Top 10 Trends in Software Publishing

(Note: I posted this yesterday on Small Business Trends. I’m reposting here for convenience of readers of this blog.)

Like President Barack Obama said, it’s about getting up and dusting ourselves off. He also mentioned risk taking, and doers, and creativity.

In software publishing, as much as anywhere, the Web continues to change the business landscape. Retail markets go down in a double-whammy of technology trends plus macroeconomic factors, users look to leave it all online instead of install it from a CD, the rich get less rich and the newbies keep growing. Brave new world.

Here are my guesses for the top 10 trends in software publishing in 2009.

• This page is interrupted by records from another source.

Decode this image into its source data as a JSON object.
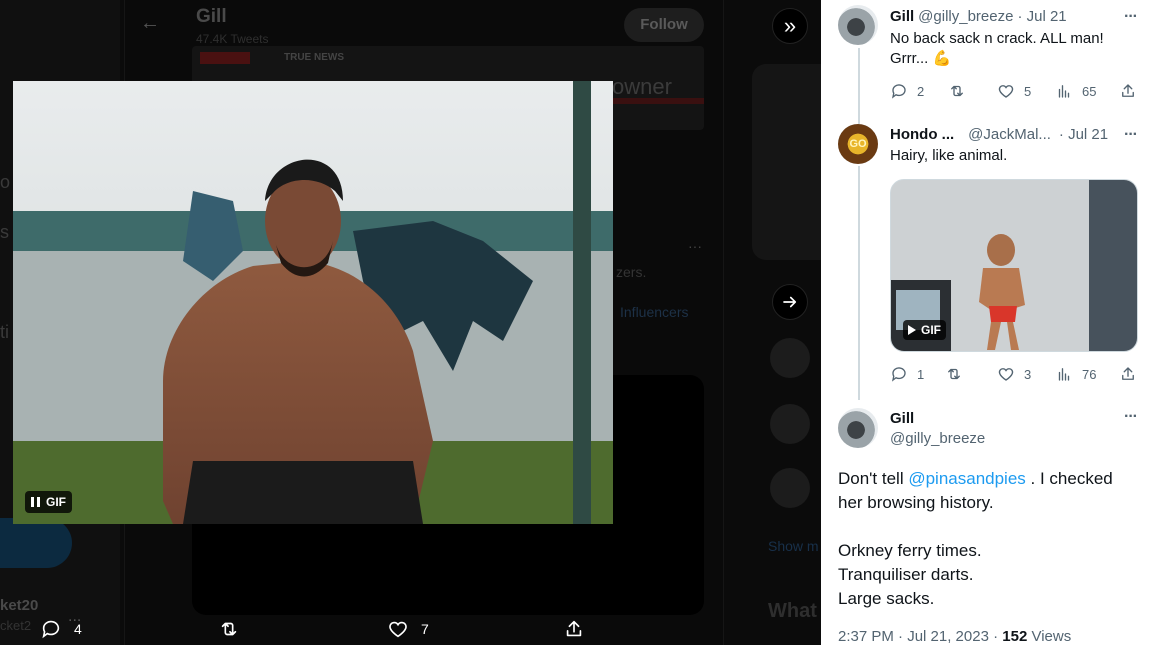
{
  "background": {
    "left_nav": {
      "letters": [
        "o",
        "s",
        "ti"
      ],
      "user_name": "ket20",
      "user_handle": "cket2",
      "more_label": "..."
    },
    "profile": {
      "name": "Gill",
      "tweet_count": "47.4K Tweets",
      "follow_label": "Follow"
    },
    "banner": {
      "label": "TRUE NEWS",
      "word": "owner"
    },
    "partial_texts": [
      "zers.",
      "Influencers"
    ],
    "sidebar": {
      "heading_fragment": "What",
      "show_more_fragment": "Show m"
    }
  },
  "media_viewer": {
    "gif_label": "GIF",
    "actions": {
      "reply_count": "4",
      "retweet_count": "",
      "like_count": "7"
    }
  },
  "conversation": {
    "replies": [
      {
        "name": "Gill",
        "handle": "@gilly_breeze",
        "date": "· Jul 21",
        "text_line1": "No back sack n crack. ALL man!",
        "text_line2": "Grrr... 💪",
        "reply_count": "2",
        "retweet_count": "",
        "like_count": "5",
        "view_count": "65"
      },
      {
        "name": "Hondo ...",
        "handle": "@JackMal...",
        "date": "· Jul 21",
        "avatar_text": "GO",
        "text_line1": "Hairy, like animal.",
        "gif_label": "GIF",
        "reply_count": "1",
        "retweet_count": "",
        "like_count": "3",
        "view_count": "76"
      }
    ],
    "main_tweet": {
      "name": "Gill",
      "handle": "@gilly_breeze",
      "text_pre": "Don't tell",
      "mention": "@pinasandpies",
      "text_post": ". I checked her browsing history.",
      "lines": [
        "Orkney ferry times.",
        "Tranquiliser darts.",
        "Large sacks."
      ],
      "timestamp": "2:37 PM · Jul 21, 2023 ·",
      "views_count": "152",
      "views_label": "Views"
    }
  },
  "colors": {
    "link": "#1d9bf0",
    "secondary_text": "#536471",
    "primary_text": "#0f1419"
  }
}
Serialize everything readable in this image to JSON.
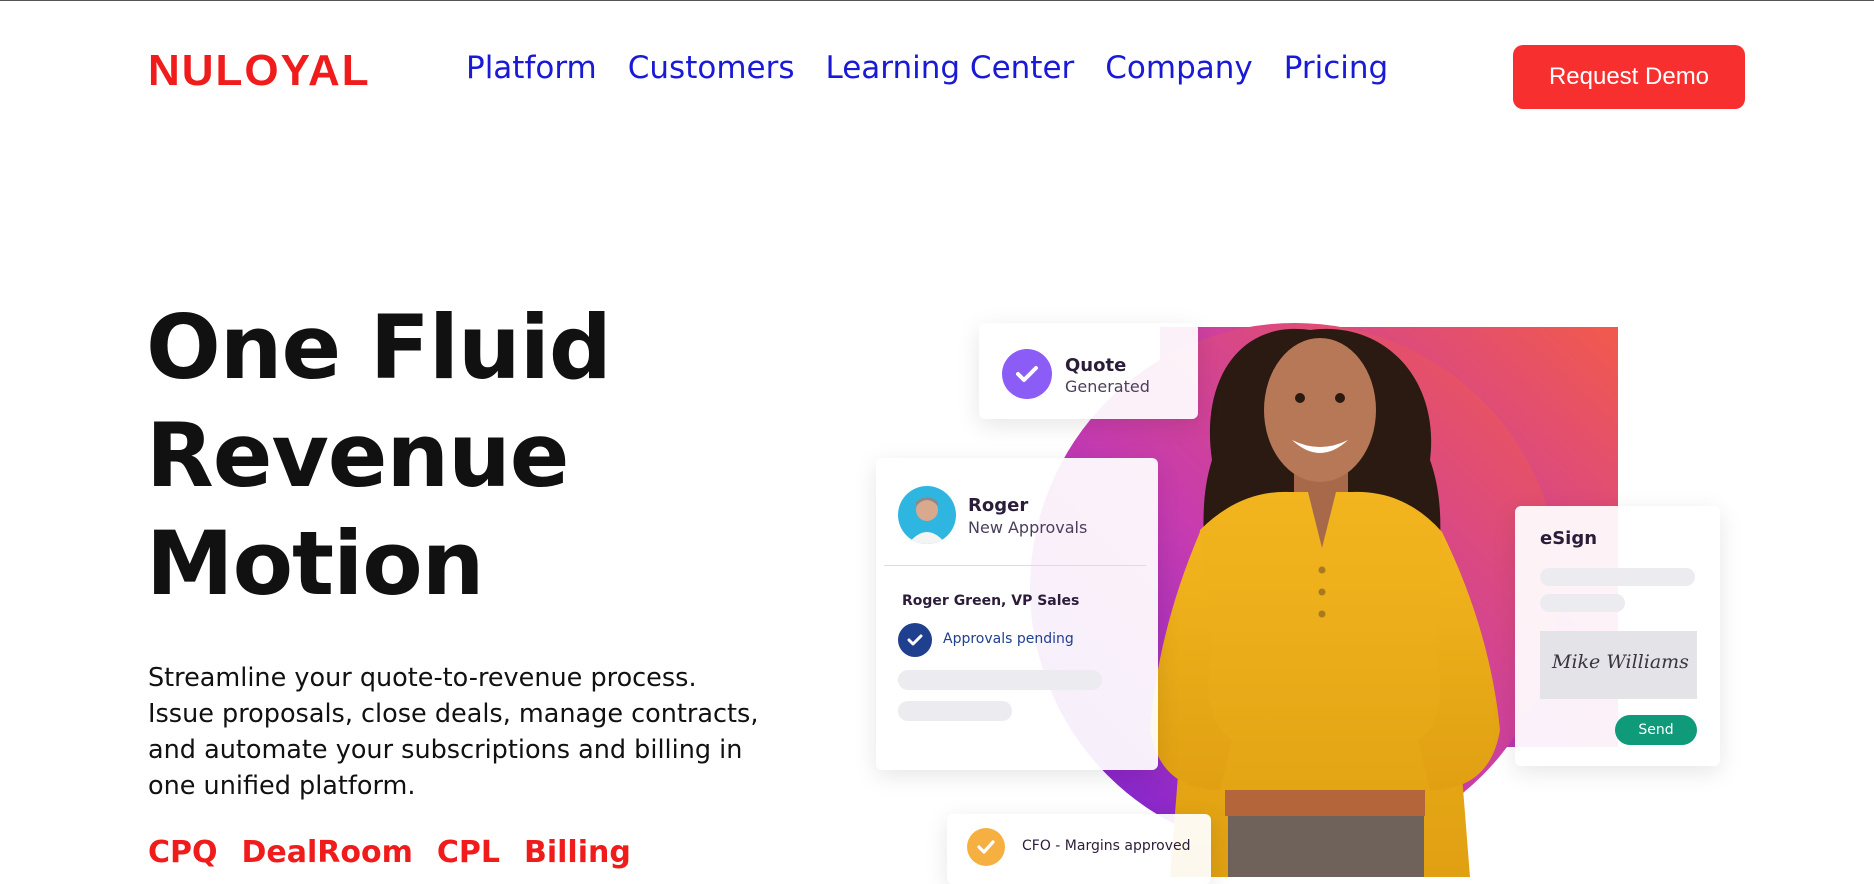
{
  "brand": {
    "name": "NULOYAL"
  },
  "nav": {
    "items": [
      {
        "label": "Platform"
      },
      {
        "label": "Customers"
      },
      {
        "label": "Learning Center"
      },
      {
        "label": "Company"
      },
      {
        "label": "Pricing"
      }
    ],
    "cta_label": "Request Demo"
  },
  "hero": {
    "headline_lines": [
      "One Fluid",
      "Revenue",
      "Motion"
    ],
    "description": "Streamline your quote-to-revenue process. Issue proposals, close deals, manage contracts, and automate your subscriptions and billing in one unified platform.",
    "products": [
      "CPQ",
      "DealRoom",
      "CPL",
      "Billing"
    ]
  },
  "illustration": {
    "quote_card": {
      "title": "Quote",
      "subtitle": "Generated"
    },
    "approval_card": {
      "name": "Roger",
      "subtitle": "New Approvals",
      "person": "Roger Green, VP Sales",
      "status": "Approvals pending"
    },
    "esign_card": {
      "title": "eSign",
      "signature": "Mike Williams",
      "button": "Send"
    },
    "cfo_card": {
      "text": "CFO - Margins approved"
    }
  },
  "colors": {
    "brand_red": "#f01c1c",
    "nav_blue": "#1a1ad6",
    "cta_red": "#f72f2f",
    "quote_purple": "#8b5cf6",
    "approval_navy": "#1f3f8f",
    "send_green": "#0f9a7a",
    "cfo_orange": "#f5b041"
  },
  "icons": {
    "quote": "check-circle-icon",
    "approval": "check-circle-icon",
    "cfo": "check-circle-icon",
    "avatar": "user-avatar"
  }
}
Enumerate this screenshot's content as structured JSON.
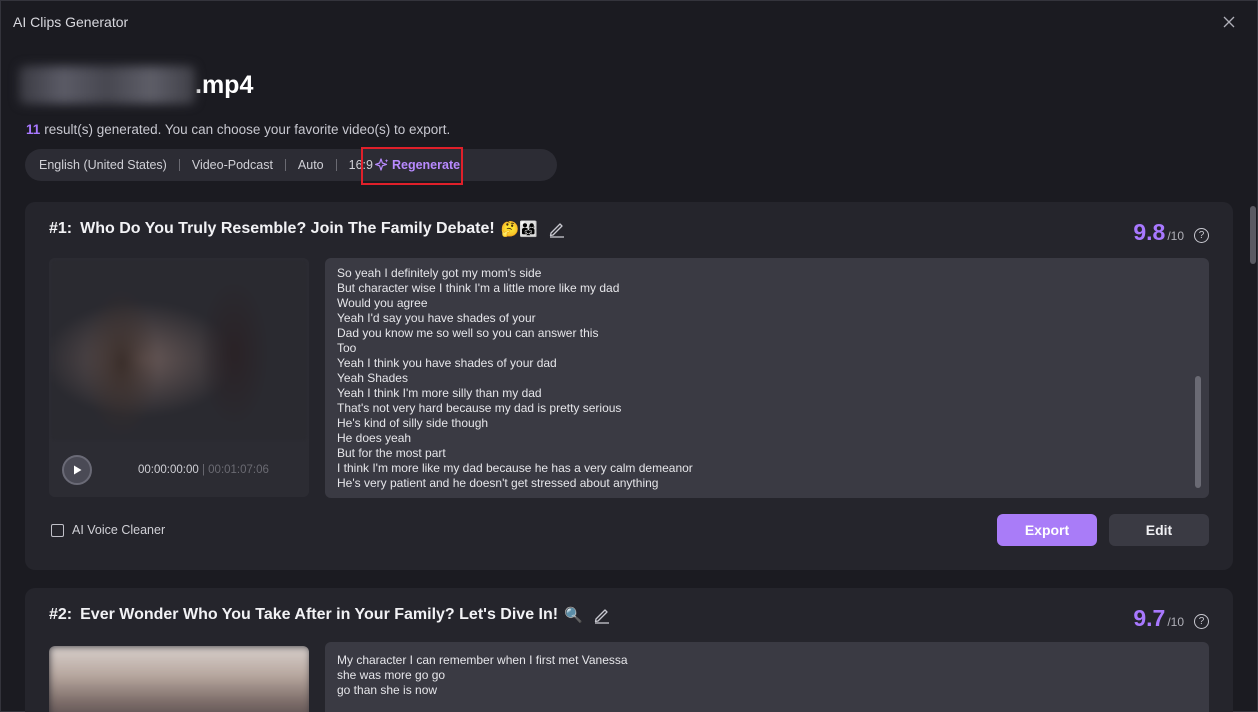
{
  "window": {
    "title": "AI Clips Generator"
  },
  "file": {
    "extension": ".mp4"
  },
  "summary": {
    "count": "11",
    "text": "result(s) generated. You can choose your favorite video(s) to export."
  },
  "settings": {
    "language": "English (United States)",
    "template": "Video-Podcast",
    "length": "Auto",
    "ratio": "16:9",
    "regenerate_label": "Regenerate"
  },
  "clips": [
    {
      "number": "#1:",
      "title": "Who Do You Truly Resemble? Join The Family Debate!",
      "emoji": "🤔👨‍👩‍👧",
      "score": "9.8",
      "score_max": "/10",
      "current_time": "00:00:00:00",
      "duration": "| 00:01:07:06",
      "transcript": [
        "So yeah I definitely got my mom's side",
        "But character wise I think I'm a little more like my dad",
        "Would you agree",
        "Yeah I'd say you have shades of your",
        "Dad you know me so well so you can answer this",
        "Too",
        "Yeah I think you have shades of your dad",
        "Yeah Shades",
        "Yeah I think I'm more silly than my dad",
        "That's not very hard because my dad is pretty serious",
        "He's kind of silly side though",
        "He does yeah",
        "But for the most part",
        "I think I'm more like my dad because he has a very calm demeanor",
        "He's very patient and he doesn't get stressed about anything"
      ],
      "voice_cleaner_label": "AI Voice Cleaner",
      "export_label": "Export",
      "edit_label": "Edit"
    },
    {
      "number": "#2:",
      "title": "Ever Wonder Who You Take After in Your Family? Let's Dive In!",
      "emoji": "🔍",
      "score": "9.7",
      "score_max": "/10",
      "transcript": [
        "My character I can remember when I first met Vanessa",
        "she was more go go",
        "go than she is now"
      ]
    }
  ],
  "colors": {
    "accent": "#a878ff",
    "export_button": "#a97cf8",
    "highlight_box": "#e0202a"
  }
}
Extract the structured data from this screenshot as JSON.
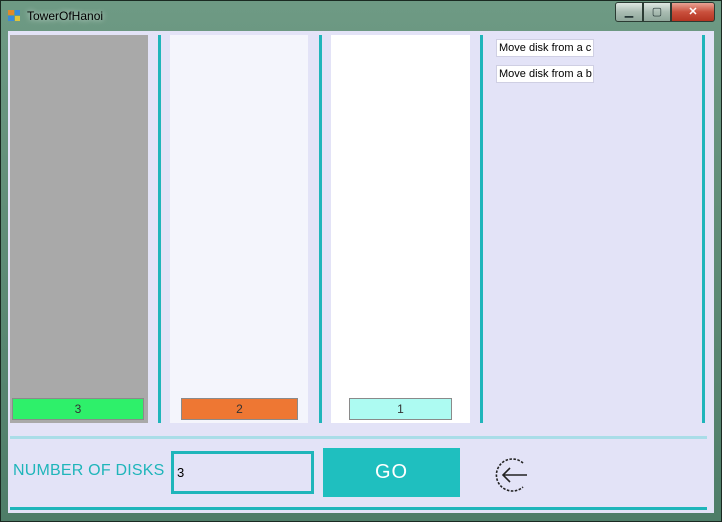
{
  "window": {
    "title": "TowerOfHanoi",
    "controls": {
      "minimize": "▁",
      "maximize": "▢",
      "close": "✕"
    }
  },
  "pegs": {
    "a": {
      "disks": [
        {
          "label": "3",
          "color": "#2ef06a"
        }
      ]
    },
    "b": {
      "disks": [
        {
          "label": "2",
          "color": "#ee7733"
        }
      ]
    },
    "c": {
      "disks": [
        {
          "label": "1",
          "color": "#adfbf2"
        }
      ]
    }
  },
  "moves_log": [
    "Move disk from a c",
    "Move disk from a b"
  ],
  "controls": {
    "number_of_disks_label": "NUMBER OF DISKS",
    "disks_input_value": "3",
    "go_label": "GO",
    "back_icon": "back-arrow-circle-icon"
  },
  "colors": {
    "accent": "#1fb5ba",
    "go_button": "#1fbfbf",
    "panel_bg": "#e3e3f7"
  }
}
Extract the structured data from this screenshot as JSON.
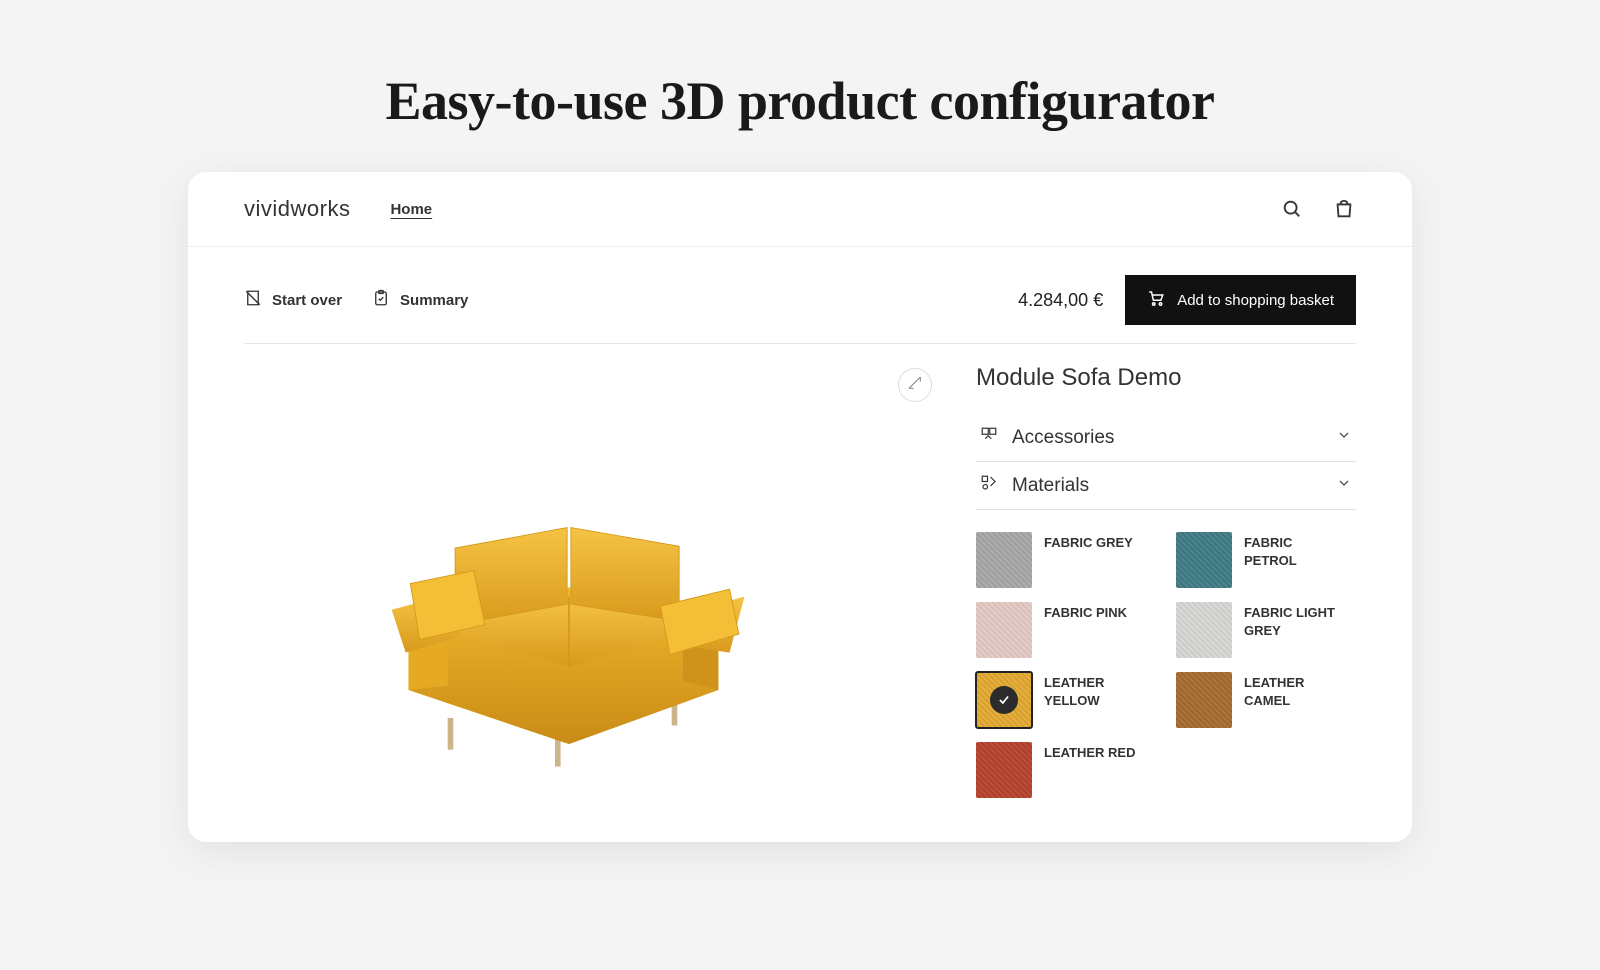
{
  "hero": {
    "title": "Easy-to-use 3D product configurator"
  },
  "header": {
    "brand": "vividworks",
    "nav_home": "Home"
  },
  "toolbar": {
    "start_over": "Start over",
    "summary": "Summary",
    "price": "4.284,00 €",
    "add_label": "Add to shopping basket"
  },
  "product": {
    "title": "Module Sofa Demo"
  },
  "accordion": {
    "accessories": "Accessories",
    "materials": "Materials"
  },
  "swatches": [
    {
      "name": "FABRIC GREY",
      "color": "#a7a7a7",
      "selected": false
    },
    {
      "name": "FABRIC PETROL",
      "color": "#3f7b85",
      "selected": false
    },
    {
      "name": "FABRIC PINK",
      "color": "#e3c9c4",
      "selected": false
    },
    {
      "name": "FABRIC LIGHT GREY",
      "color": "#d6d6d4",
      "selected": false
    },
    {
      "name": "LEATHER YELLOW",
      "color": "#e2a92f",
      "selected": true
    },
    {
      "name": "LEATHER CAMEL",
      "color": "#a56b2f",
      "selected": false
    },
    {
      "name": "LEATHER RED",
      "color": "#b6412b",
      "selected": false
    }
  ],
  "colors": {
    "sofa": "#f2b82e"
  }
}
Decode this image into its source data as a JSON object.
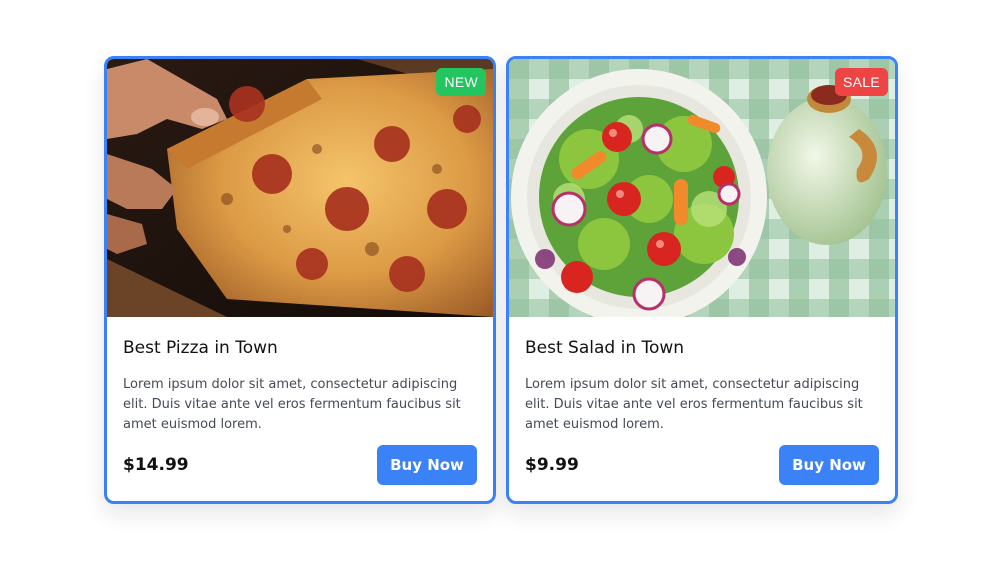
{
  "cards": [
    {
      "image_alt": "Pizza slice being lifted by a hand",
      "badge": "NEW",
      "title": "Best Pizza in Town",
      "description": "Lorem ipsum dolor sit amet, consectetur adipiscing elit. Duis vitae ante vel eros fermentum faucibus sit amet euismod lorem.",
      "price": "$14.99",
      "button_label": "Buy Now"
    },
    {
      "image_alt": "Bowl of fresh salad on a checkered tablecloth",
      "badge": "SALE",
      "title": "Best Salad in Town",
      "description": "Lorem ipsum dolor sit amet, consectetur adipiscing elit. Duis vitae ante vel eros fermentum faucibus sit amet euismod lorem.",
      "price": "$9.99",
      "button_label": "Buy Now"
    }
  ],
  "colors": {
    "accent": "#3b82f6",
    "badge_new": "#22c55e",
    "badge_sale": "#ef4444"
  }
}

  1. Small, simple, and online. For small and simple, think iPhone applications — the most exciting new application market since Web 2.0. There’s magic in small price, big numbers. Ninety-nine cents, $1.99, $4.99, even $9.99 feels a lot like free to the buyer, but when you add volume, those same prices feel like a business model to the publisher. And for online, expect less and less software installed on the computer itself, and more on the Web. That’s obvious. That’s also software as a service (SaaS).
  2. Micropayments. This is related to number one, and particularly what’s happening with iPhone apps. People are finding ways to make money in 99-cent increments. That’s not easy at all, with processing costs, watching for fraud, automation. It used to be impossible. Then came iPhone apps.
  3. Moving up into the cloud. Lower costs, higher reliability make a game-changing idea. Everybody wants to move up with Amazon.com, for example. This doesn’t necessarily change the looks and feels of sites, though. The next game changer is what comes up after Amazon.com’s cloud goes down for a significant period of time, like hours, and the rest of the world discovers how many of us are hanging our laundry on their clothes line.
  4. Bootstrapping. In a world of rapidly lowering fixed and startup costs, while investors have migraines, bootstrapping happens. God bless the child that’s got its own. Slower growth, more independence. That will mean (see #7) free gets harder to find.
  5. Web applications start the circle game. Web apps are obviously going up, and CPU-based applications are going down. But in the next year, some will go full-circle as the Web applications figure out how to keep you happy when you can’t connect, like on the airplane. Normally it’s turn on, log in, there’s your stuff: Your word processor, spreadsheet, email, presentations, to-do lists, all of it. Watch Google with Gears, they’re leading the way. Again.
  6. Goodbye retail channels. Remember those software products you used to get in the office store, all boxed and shiny? Remember browsing the software shelves? CompUSA is gone, Circuit City almost gone, Best Buy and the office stores are cutting down on software shelves. Why? Well, when did you last buy packaged software in a store? You and everybody else. Those sales are way down. Remember the term shakeout? When a market stops growing, winners squeeze out losers. Anita Campbell, of Small Business Trends, recently wrote “we are seeing large popular products become distribution channels for smaller “satellite” products.” That’s not just expansion, though, that’s them playing defense.
  7. More Mac, more Linux. This is another corollary of point #1, apps online. Applications have been the biggest pull for Windows and barrier to Mac and other systems. When they’re all moving steadily to online availability, that barrier goes down. It’s a lot more about Firefox vs. Chrome vs. Safari vs. Internet Explorer than Mac vs. Windows.
  8. Free is getting tougher. A lot like sub-prime mortgages, the free software model gets ugly if valuations go down. The idea is to get money from investors, then get users, which makes your valuation go up, so you can get more money from investors. That’s worked well enough for some, but this year investors are hurting, and valuations aren’t going up. So how do you make payroll? Corollary: terms like “business model” and “monetize” are coming back in fashion. I should add, perhaps, that some already-there big successes like Facebook won’t suffer, but that’s because they’re already established. What worked 3-5 years ago isn’t working so well anymore; not for the newcomers.
  9. Rapid development; also called agile development. It might also be called program as you go. Software used to be designed first, at great expense of time and money and brainpower, then programmed. Now they start it, use it, change it, use it, change it again, in the background. When they had to build those disks and put them in boxes and ship them to stores they also had to live with them forever. Now the app lives on the Web and you change it overnight.
  10. Developers everywhere. Not just big companies in India working with big companies in the U.S., but individual programmers all over the world contracting with companies of every size, also all over the world. My son Paul, CTO at Huffington Post, is working with individual freelancers in half a dozen countries. He makes it work as a team even though they are spread across all the time zones. As long as they have a connection. There’s a lot more where that came from.

As I read through these 10 guesses, I notice how really mixed the picture actually is. It would be hard to generalize about how things are in the software world. Some of these segments are bursting out of the seams with opportunity. Others feel like old businesses, getting older by the minute. At least we know it’s going to be interesting.

Comments

  • Web Executive says:

    It's good that you post that article. Your list helps a lot especially today that we are facing a crisis. People can learn and know what to expect. thanks for posting.